La mirada de Winston cayó sobre Vera, su expresión se oscureció.
—¿Originalmente ibas a regresar con Miles?
—Está visitando a mis padres, así que…
Winston aflojó su corbata, sentándose en el sofá.
Hannah Hayes vio que nadie respondía, asomó la cabeza desde la cocina, quedándose paralizada con una sonrisa al ver a Winston.
—Winston Valentine, ¿por qué estás aquí?
—sus palabras llevaban un toque de desdén del que ella no era consciente.
Harry Yves bajaba en ese momento del segundo piso, con Vera bloqueando su vista, solo podía ver vagamente a un hombre sentado en el sofá, diciendo alegremente:
—Miles, ven, ven, sigamos con la partida de ajedrez con el tío.
Vera miró la expresión cada vez más enfurruñada en el rostro del hombre, dándole impotente una mirada a Harry Yves.

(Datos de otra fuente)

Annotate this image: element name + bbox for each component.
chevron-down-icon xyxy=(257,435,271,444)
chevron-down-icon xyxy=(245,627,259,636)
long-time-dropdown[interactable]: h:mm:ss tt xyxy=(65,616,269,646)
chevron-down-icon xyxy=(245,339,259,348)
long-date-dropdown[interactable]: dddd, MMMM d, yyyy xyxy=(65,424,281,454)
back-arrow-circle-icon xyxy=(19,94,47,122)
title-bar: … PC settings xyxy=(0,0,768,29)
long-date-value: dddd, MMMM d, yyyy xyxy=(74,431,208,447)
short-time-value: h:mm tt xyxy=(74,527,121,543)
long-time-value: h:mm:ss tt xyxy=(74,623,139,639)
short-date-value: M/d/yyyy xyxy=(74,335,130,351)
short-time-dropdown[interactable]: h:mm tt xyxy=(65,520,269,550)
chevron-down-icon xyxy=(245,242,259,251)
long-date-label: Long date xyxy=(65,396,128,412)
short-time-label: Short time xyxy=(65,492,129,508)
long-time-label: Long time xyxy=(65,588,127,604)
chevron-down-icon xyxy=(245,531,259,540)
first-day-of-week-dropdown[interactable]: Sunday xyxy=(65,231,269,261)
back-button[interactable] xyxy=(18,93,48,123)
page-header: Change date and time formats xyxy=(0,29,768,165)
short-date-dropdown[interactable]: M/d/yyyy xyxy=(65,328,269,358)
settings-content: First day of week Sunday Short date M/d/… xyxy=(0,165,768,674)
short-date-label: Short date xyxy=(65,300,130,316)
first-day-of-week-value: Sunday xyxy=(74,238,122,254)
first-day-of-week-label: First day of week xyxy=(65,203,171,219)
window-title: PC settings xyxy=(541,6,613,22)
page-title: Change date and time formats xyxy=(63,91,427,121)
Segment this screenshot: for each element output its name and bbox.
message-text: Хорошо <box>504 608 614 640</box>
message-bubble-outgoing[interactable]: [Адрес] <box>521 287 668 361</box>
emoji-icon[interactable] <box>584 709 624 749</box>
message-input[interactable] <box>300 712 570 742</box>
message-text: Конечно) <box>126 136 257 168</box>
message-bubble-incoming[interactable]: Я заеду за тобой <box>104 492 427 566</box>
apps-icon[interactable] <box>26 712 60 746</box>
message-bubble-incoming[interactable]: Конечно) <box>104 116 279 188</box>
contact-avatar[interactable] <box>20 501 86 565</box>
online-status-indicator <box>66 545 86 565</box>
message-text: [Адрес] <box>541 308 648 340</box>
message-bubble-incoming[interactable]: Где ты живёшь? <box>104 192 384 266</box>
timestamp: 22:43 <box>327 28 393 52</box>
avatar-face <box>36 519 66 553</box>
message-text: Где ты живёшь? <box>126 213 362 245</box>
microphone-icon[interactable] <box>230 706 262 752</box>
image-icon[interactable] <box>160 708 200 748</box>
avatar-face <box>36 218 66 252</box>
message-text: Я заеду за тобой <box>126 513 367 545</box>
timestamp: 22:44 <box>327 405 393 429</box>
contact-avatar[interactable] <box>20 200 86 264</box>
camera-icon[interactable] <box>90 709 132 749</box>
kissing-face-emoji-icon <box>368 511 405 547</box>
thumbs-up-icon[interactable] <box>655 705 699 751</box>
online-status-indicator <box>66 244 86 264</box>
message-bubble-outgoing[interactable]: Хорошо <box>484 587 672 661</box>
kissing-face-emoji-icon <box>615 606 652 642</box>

Winston se puso de pie, miró a Harry Yves, y educadamente lo llamó:
—Suegro.
Harry Yves casi se cae por las escaleras.
Ajustándose las gafas:
—Winston…
Winston Valentine, ¿por qué estás aquí?
—el tono carecía de cualquier rastro de alegría, solo shock.
Winston abrazó la cintura de Vera, susurrándole al oído:
—Parece que Miles recibe mejor trato en la Familia Yves que yo.
—Mis padres simplemente están más familiarizados con él…
—Así que parece que soy un yerno indigno —Winston se rió—.
Si no hubiera ido hoy a la clínica, ¿realmente lo habrías traído a almorzar a la Familia Yves?